Creating price lists allows you to set a different pricing for a product. This way you can define what customer gets charged which price. The idea behind it is that you can easily charge loyal customers a more beneficial price.
How does it work?
You can start creating price lists via Settings > Products > Button +. You’ll get to see the following screen:
Give your price list a name and select the preferred calculation method. You’ll get three options:
- Normal: this is your default price for a product. You can use it as a benchmark.
Note: This normal price list is by default present in a new account.
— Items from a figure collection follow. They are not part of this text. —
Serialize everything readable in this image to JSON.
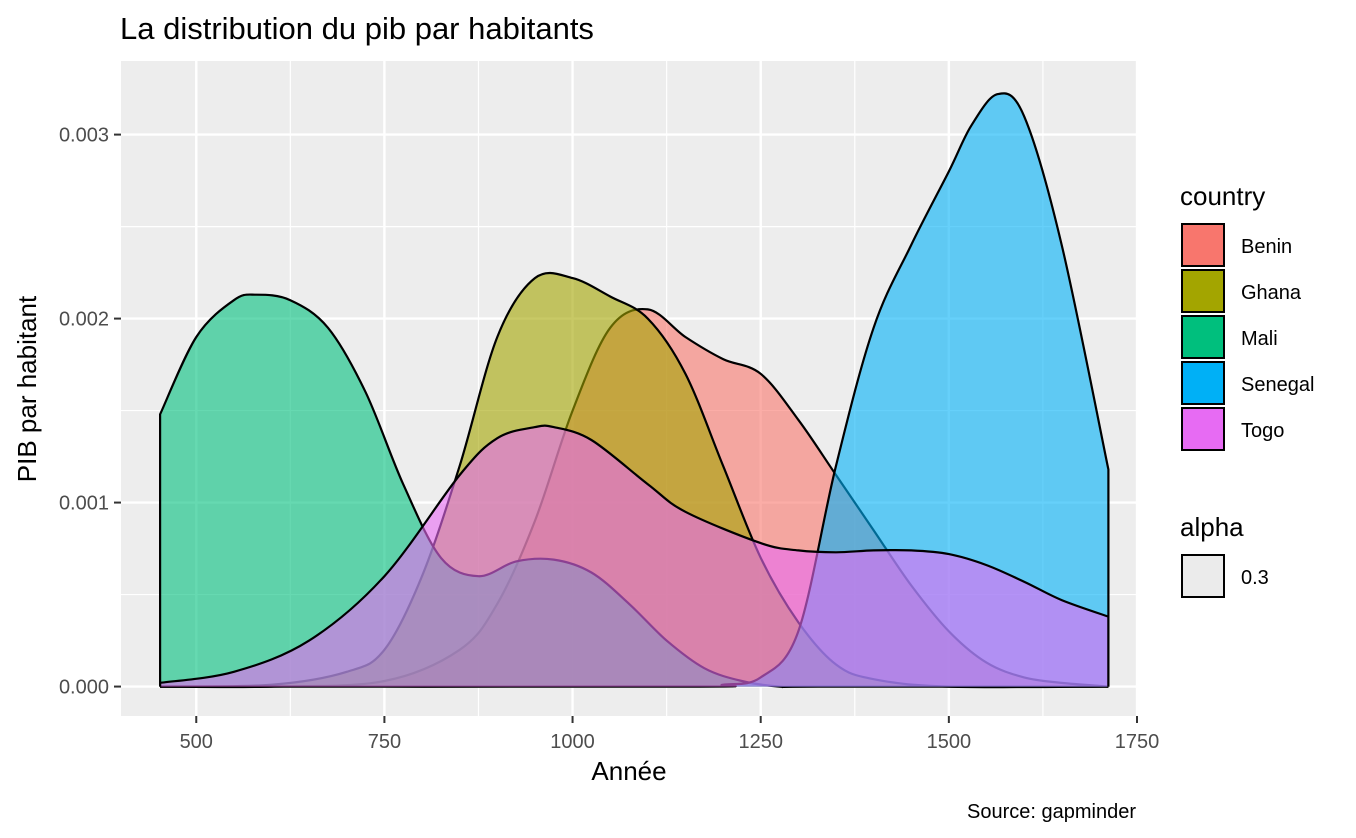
{
  "chart_data": {
    "type": "area",
    "title": "La distribution du pib par habitants",
    "xlabel": "Année",
    "ylabel": "PIB par habitant",
    "caption": "Source: gapminder",
    "xlim": [
      400,
      1750
    ],
    "ylim": [
      -0.00016,
      0.0034
    ],
    "x_ticks": [
      500,
      750,
      1000,
      1250,
      1500,
      1750
    ],
    "x_tick_labels": [
      "500",
      "750",
      "1000",
      "1250",
      "1500",
      "1750"
    ],
    "y_ticks": [
      0.0,
      0.001,
      0.002,
      0.003
    ],
    "y_tick_labels": [
      "0.000",
      "0.001",
      "0.002",
      "0.003"
    ],
    "grid": true,
    "legend_position": "right",
    "legend": {
      "fill_title": "country",
      "alpha_title": "alpha",
      "alpha_value": "0.3"
    },
    "series": [
      {
        "name": "Benin",
        "color": "#F8766D",
        "x": [
          452,
          600,
          750,
          850,
          900,
          950,
          1000,
          1050,
          1100,
          1150,
          1200,
          1250,
          1300,
          1350,
          1400,
          1450,
          1500,
          1550,
          1600,
          1650,
          1712
        ],
        "y": [
          0.0,
          0.0,
          3e-05,
          0.0002,
          0.00045,
          0.0009,
          0.0015,
          0.00195,
          0.00205,
          0.0019,
          0.00178,
          0.0017,
          0.00145,
          0.00115,
          0.00085,
          0.00055,
          0.0003,
          0.00013,
          5e-05,
          2e-05,
          0.0
        ]
      },
      {
        "name": "Ghana",
        "color": "#A3A500",
        "x": [
          452,
          600,
          700,
          750,
          800,
          850,
          900,
          950,
          1000,
          1050,
          1100,
          1150,
          1200,
          1250,
          1300,
          1350,
          1400,
          1500,
          1712
        ],
        "y": [
          0.0,
          1e-05,
          8e-05,
          0.0002,
          0.0006,
          0.0012,
          0.0019,
          0.00222,
          0.00222,
          0.00212,
          0.002,
          0.0017,
          0.0012,
          0.0007,
          0.00035,
          0.00012,
          4e-05,
          0.0,
          0.0
        ]
      },
      {
        "name": "Mali",
        "color": "#00BF7D",
        "x": [
          452,
          500,
          550,
          580,
          625,
          675,
          725,
          775,
          825,
          875,
          925,
          975,
          1025,
          1075,
          1125,
          1175,
          1225,
          1275,
          1325,
          1712
        ],
        "y": [
          0.00148,
          0.0019,
          0.0021,
          0.00213,
          0.0021,
          0.00195,
          0.0016,
          0.0011,
          0.0007,
          0.0006,
          0.00068,
          0.00069,
          0.00062,
          0.00045,
          0.00025,
          0.0001,
          3e-05,
          0.0,
          0.0,
          0.0
        ]
      },
      {
        "name": "Senegal",
        "color": "#00B0F6",
        "x": [
          452,
          1150,
          1200,
          1250,
          1300,
          1350,
          1400,
          1450,
          1500,
          1530,
          1565,
          1600,
          1650,
          1712
        ],
        "y": [
          0.0,
          0.0,
          1e-05,
          5e-05,
          0.0003,
          0.0012,
          0.00195,
          0.0024,
          0.0028,
          0.00305,
          0.00322,
          0.0031,
          0.0024,
          0.00118
        ]
      },
      {
        "name": "Togo",
        "color": "#E76BF3",
        "x": [
          452,
          550,
          650,
          750,
          850,
          900,
          950,
          975,
          1025,
          1100,
          1150,
          1250,
          1300,
          1350,
          1400,
          1450,
          1500,
          1550,
          1600,
          1650,
          1712
        ],
        "y": [
          2e-05,
          8e-05,
          0.00025,
          0.0006,
          0.00115,
          0.00135,
          0.00141,
          0.00141,
          0.00134,
          0.0011,
          0.00095,
          0.00078,
          0.00074,
          0.00073,
          0.00074,
          0.00074,
          0.00072,
          0.00066,
          0.00057,
          0.00047,
          0.00038
        ]
      }
    ]
  }
}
However, you could also add additional price lists of the type "normal" (this means they don't have to refer to another price list and can just exist on their own).
- Calculated from unit cost: by selecting this, Teamleader Focus will calculate your product price based on your unit cost multiplied by a factor by your choice.
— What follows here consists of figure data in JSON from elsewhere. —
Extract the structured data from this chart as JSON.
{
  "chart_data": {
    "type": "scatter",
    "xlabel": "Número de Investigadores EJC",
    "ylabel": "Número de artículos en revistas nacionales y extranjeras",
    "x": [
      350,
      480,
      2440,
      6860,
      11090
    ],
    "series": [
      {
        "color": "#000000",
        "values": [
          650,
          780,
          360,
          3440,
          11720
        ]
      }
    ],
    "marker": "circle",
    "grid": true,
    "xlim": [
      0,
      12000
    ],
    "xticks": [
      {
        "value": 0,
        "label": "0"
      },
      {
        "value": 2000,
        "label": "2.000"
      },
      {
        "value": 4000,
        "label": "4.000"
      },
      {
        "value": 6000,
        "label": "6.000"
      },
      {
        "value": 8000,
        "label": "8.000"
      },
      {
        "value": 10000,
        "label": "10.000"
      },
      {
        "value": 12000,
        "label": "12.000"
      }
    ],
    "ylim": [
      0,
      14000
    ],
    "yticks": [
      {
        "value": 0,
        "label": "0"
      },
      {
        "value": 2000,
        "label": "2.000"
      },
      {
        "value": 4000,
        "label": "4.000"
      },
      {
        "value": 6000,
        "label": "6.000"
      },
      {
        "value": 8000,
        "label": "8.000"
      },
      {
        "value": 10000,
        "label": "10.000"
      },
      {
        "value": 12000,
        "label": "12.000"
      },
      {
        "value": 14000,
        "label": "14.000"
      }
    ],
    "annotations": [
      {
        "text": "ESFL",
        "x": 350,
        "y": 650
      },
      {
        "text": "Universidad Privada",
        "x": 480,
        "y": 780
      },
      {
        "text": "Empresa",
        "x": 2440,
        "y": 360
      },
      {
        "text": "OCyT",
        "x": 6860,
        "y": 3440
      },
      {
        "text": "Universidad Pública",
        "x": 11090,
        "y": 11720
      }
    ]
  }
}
- Calculated from other price list: Teamleader Focus will calculate the price based on another price list whose 'Calculation Method' is Normal.
Once you have selected the calculation method, click ‘Save’ to continue.
Applying your price lists
It’s important to know that a price list always applies to a contact or company within Teamleader Focus. It never applies to a certain product.
To assign those price lists to a certain contact or company, you have to go to the customer page and click on the pencil to edit it. Among all the fields, you will find one called ‘Pricelist’, where you can select the list that you want to apply to this customer.
If you’re creating a quotation or an invoice for this customer, the product price will be calculated using the conditions you set earlier when creating the price list.
If you do not set a specific price list to a customer, he will always be charged the default price.
Using a price list to give a discount
Our customers often use price lists as a way to give an automatic discount to a certain customer. You could do this specifically for your loyal customers for example, and assign to them a more beneficial price list.
We’re happy to give you a more in-depth example of how to use price lists.
1. Let’s start by creating two price lists:
- One with a default price
- Another one with a factor x2 based on the unit cost
2. We create a Company Y with a price list set as 'normal price', and a Company Z with a price list set as x2.
3. Then, we also create a new product, that we will call 'Product X', with a unit cost of €10 and a default price of €15.
4. With all this data, we are ready to create a quotation for 'Company Y', who is being charged according to our default price. We’ll use the Product X to make the quotation:
5. To finish our example, we also create a quotation using the same Product X for Company Z, who is being charged based on our price lists with factor times 2:
As you see, the price for Company Y is the same as the default price we’ve defined earlier for our Product X. However, Company Z is being charged more, the unit cost (€ 10) times factor 2 (10*2 = € 20).
Note: Price lists only affect the price of articles that have been added in the Products module. It won't impact prices of time tracking, travel costs or manually added articles that aren't mentioned in the Products module.